REL Midwest and Public Television Present Competency-Based Education

At 10 p.m. on Monday, September 2, at 9 a.m. on Tuesday, September 3, and at 11 a.m. on Sunday, September 8, 2013 (all Central Time), Illinois public television viewers can watch Implementing Competency-Based Education Practices in the Midwest, a REL Midwest Making Connections event produced with WTTW in Chicago and taped with a studio audience. The program archive will be available online later in September.

Competency-based education (CBE) is becoming a more widely discussed topic in education research, policy, and practice conversations at the local, state, and national levels. Many current policies and practices center on the “Carnegie Unit” system where student progress between grade levels is measured in part based on “seat time” instead of their mastery of the content. In a competency-based setting, progress is intended to become a function of demonstrated mastery or proficiency, measured against a set of explicit, measureable, and transferable learning objectives, rather than a function of seat time.
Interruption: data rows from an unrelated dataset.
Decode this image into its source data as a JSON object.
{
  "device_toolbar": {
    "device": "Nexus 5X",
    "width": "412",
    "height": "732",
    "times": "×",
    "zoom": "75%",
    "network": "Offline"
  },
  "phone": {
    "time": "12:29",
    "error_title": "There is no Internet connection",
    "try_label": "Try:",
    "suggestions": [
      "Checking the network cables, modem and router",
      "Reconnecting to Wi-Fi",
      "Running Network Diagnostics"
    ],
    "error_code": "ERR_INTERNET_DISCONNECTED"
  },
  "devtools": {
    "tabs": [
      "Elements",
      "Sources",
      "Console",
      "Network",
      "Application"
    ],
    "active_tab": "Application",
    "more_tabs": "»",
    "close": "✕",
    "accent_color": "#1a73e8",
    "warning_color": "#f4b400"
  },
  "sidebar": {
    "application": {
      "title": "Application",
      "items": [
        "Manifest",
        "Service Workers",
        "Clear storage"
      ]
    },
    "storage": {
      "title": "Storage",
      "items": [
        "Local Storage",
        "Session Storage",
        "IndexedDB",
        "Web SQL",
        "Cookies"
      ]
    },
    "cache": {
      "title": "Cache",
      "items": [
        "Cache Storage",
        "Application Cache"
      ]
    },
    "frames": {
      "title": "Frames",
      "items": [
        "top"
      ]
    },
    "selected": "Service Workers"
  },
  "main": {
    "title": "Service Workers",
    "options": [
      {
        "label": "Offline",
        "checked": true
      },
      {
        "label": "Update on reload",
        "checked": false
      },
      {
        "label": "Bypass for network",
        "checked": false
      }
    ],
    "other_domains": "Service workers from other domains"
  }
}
The one-hour program on WTTW Prime will feature Elizabeth A. Jones, Ph.D., professor of education at Holy Family University, and an author of the National Center for Education Statistics report Defining and Assessing Learning: Exploring Competency-Based Initiatives. A discussion among Dr. Jones, Sandra Dop, Ph.D. (Iowa Department of Education), Pat Trotter (Kentucky Department of Education), Jeffrey Lewis, Ed.D. (Dayton STEM School in Ohio), and Roberta Selleck, Ph.D. (Freeport School District 145 in Illinois), will be moderated by AIR Senior Policy Analyst Sara Wraight.

Viewers will hear about emerging research in the field and examples of how CBE practices are being implemented in schools and districts, including how CBE can contribute to a collaborative learning environment in which students are expected to become active owners of their individual learning.

REL Midwest is part of a network of ten regional educational laboratories funded by the U.S. Department of Education’s Institute of Education Sciences (IES).